En effet, comment se fait-il qu’après vingt quatre ans de liaison avec Elsa triolet, son épouse, Louis Aragon compose un recueil intitulé "Les Yeux d’Elsa" dont le poème liminaire, aussi intitulé « Les Yeux d’Elsa », est le plus profond par rapport à ceux que quand l’épouse était encore amante ? (Tes yeux sont si profonds qu'en me penchant pour boire / J’ai vu tous les soleils y venir se mirer…). Le malheur, c’est que nos épouses, qu’elles soient séduisantes ou non, qu’elles soient même chefs-d’œuvre, elles demeurent victimes de cette seconde nature chez les hommes et qui a fait d’eux des cupides de la chair. Ils sont avec leurs femmes et ils regardent toutes les femmes : « baissez les yeux, leur disent leurs femmes ».

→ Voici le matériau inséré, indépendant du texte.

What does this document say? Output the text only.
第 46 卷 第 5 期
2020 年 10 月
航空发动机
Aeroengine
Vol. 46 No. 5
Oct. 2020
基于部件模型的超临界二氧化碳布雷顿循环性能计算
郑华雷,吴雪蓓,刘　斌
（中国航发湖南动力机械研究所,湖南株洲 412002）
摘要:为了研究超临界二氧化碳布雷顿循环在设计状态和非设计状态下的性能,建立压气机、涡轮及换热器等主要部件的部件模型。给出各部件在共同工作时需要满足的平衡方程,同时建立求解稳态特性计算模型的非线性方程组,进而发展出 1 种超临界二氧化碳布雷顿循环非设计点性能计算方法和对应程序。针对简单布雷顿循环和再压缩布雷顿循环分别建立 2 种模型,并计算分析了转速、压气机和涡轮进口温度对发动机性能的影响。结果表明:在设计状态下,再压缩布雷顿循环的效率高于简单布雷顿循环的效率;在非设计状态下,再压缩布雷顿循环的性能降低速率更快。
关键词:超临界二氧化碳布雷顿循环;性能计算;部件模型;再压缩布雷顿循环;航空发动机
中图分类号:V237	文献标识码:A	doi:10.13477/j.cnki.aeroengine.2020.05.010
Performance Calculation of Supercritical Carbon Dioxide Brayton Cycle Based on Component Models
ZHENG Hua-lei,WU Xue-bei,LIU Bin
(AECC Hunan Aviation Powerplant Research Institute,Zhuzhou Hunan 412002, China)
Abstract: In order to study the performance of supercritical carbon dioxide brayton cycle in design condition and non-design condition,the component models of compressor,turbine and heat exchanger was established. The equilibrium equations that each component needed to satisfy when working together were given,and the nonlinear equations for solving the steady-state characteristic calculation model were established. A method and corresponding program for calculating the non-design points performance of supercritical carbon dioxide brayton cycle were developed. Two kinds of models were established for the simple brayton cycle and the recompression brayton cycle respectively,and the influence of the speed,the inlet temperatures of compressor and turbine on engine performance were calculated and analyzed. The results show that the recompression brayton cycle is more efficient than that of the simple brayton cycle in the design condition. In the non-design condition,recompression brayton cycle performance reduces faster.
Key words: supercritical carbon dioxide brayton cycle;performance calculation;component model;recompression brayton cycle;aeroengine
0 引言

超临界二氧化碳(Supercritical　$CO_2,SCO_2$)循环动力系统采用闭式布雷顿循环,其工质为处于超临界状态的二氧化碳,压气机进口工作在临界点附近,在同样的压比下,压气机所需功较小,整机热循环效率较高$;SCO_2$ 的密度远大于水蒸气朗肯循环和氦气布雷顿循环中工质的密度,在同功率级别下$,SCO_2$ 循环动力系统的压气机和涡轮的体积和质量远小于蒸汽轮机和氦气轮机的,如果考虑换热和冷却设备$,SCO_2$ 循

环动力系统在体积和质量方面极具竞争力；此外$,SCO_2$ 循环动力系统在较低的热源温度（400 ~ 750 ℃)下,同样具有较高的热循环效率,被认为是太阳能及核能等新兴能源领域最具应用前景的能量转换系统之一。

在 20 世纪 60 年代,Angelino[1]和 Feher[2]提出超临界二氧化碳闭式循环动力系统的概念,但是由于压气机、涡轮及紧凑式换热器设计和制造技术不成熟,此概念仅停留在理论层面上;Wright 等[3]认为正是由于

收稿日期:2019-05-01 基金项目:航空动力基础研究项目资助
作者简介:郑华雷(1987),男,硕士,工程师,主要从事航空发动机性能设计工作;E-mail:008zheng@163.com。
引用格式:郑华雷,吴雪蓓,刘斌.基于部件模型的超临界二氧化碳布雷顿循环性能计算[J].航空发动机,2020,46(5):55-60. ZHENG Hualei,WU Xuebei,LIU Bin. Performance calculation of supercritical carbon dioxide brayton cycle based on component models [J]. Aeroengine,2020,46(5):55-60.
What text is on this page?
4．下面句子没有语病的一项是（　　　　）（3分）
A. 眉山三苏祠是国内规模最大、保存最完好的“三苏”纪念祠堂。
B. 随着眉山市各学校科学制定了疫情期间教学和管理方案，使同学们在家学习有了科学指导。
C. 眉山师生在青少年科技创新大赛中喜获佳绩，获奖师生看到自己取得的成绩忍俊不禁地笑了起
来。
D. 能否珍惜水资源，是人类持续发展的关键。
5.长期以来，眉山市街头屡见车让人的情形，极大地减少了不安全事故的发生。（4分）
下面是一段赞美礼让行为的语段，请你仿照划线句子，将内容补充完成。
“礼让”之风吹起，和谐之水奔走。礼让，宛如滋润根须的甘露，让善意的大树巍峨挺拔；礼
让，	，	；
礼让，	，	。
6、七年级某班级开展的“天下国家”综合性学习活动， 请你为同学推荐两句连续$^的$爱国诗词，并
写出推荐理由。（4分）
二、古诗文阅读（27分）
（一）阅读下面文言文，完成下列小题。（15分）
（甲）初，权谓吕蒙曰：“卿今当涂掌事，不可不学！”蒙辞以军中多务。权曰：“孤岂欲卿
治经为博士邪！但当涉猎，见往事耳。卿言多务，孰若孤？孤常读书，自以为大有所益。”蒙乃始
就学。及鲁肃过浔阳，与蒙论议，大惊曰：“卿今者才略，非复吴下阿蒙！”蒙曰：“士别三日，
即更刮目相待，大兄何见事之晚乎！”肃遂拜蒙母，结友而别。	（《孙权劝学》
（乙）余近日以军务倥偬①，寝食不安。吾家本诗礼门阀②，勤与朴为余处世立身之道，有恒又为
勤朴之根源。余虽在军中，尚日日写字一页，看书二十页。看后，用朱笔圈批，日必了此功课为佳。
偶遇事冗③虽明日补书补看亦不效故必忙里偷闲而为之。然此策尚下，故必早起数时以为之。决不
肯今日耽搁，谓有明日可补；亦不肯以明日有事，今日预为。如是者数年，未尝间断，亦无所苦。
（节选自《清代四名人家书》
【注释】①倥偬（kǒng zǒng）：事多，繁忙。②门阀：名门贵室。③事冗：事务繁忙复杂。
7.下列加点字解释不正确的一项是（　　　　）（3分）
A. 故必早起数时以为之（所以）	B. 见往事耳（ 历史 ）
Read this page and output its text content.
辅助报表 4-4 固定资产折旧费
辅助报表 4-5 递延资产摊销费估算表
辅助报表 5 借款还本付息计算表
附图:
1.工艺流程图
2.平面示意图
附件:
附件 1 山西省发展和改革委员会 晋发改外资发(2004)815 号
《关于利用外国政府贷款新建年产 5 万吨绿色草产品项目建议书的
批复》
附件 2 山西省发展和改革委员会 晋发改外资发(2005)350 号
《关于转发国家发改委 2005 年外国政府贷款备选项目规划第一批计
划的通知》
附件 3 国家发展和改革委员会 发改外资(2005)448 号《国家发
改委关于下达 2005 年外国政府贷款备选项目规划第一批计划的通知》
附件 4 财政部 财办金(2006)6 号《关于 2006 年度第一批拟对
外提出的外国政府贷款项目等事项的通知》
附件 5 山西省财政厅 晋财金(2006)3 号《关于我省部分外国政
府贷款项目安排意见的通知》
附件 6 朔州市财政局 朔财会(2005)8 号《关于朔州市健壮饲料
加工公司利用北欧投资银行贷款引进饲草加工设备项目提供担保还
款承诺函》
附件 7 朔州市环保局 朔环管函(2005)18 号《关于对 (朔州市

Notre cher et grand ami Monsieur Idoubia Rachid s’occupe actuellement du côté pédagogique et didactique, nous, occupons-nous pour un petit moment de notre intérieur. Mes hommages à notre chère aimable et perspicace Aziz Hayat.
N.B :
Bizarrement, j’ai toujours adoré le nom de Sarah, je ne l’avais jamais entendu que dans une chanson que j’adore aussi et que je ne cesse d’écouter depuis de longues années, et intitulée Sarah. La chanson commence par un prélude de Charles Baudelaire mais dont les paroles et la musique sont de George Moustaki. Elle est chantée par le grand chanteur poète Serge Reggiani. Avec tous mes respects, j’aimerais dédier ses paroles à notre nouveauté Sarah Abdellaoui :
PRÉLUDE:
Si vous la rencontrez bizarrement parée
Traînant dans le ruisseau un talon déchaussé
Et la tête et l'œil bas comme un pigeon blessé
Monsieur, ne crachez pas de juron ni d'ordure
Au visage fardé de cette pauvre impure
Que déesse famine a par un soir d'hiver
Contraint à relever ses jupons en plein air
Cette bohème-là, c'est mon bien, ma richesse
Ma perle, mon bijou, ma reine, ma duchesse...
(Charles Baudelaire)
La femme qui est dans mon lit
N'a plus vingt ans depuis longtemps
Les yeux cernés
Par les années
Par les amours
Au jour le jour
La bouche usée
Par les baisers
Trop souvent, mais...
Trop mal donnés
Le teint blafard
Malgré le fard
Plus pâle qu'une
Tâche de lune.
La femme qui est dans mon lit
N'a plus vingt ans depuis longtemps
Les seins si lourds
De trop d'amour
Ne portent pas
Le nom d'appâts
Le corps lassé
Trop caressé
Trop souvent, mais...
Trop mal aimé
Le dos voûté
Semble porter
Des souvenirs
Qu'elle a dû fuir.
La femme qui est dans mon lit
N'a plus vingt ans depuis longtemps
Ne riez pas
N'y touchez pas
Gardez vos larmes
Et vos sarcasmes
Lorsque la nuit
Nous réunit
Son corps, ses mains
S'offrent aux miens
Et c'est son cœur
Couvert de pleurs
Et de blessures...
Qui me rassure!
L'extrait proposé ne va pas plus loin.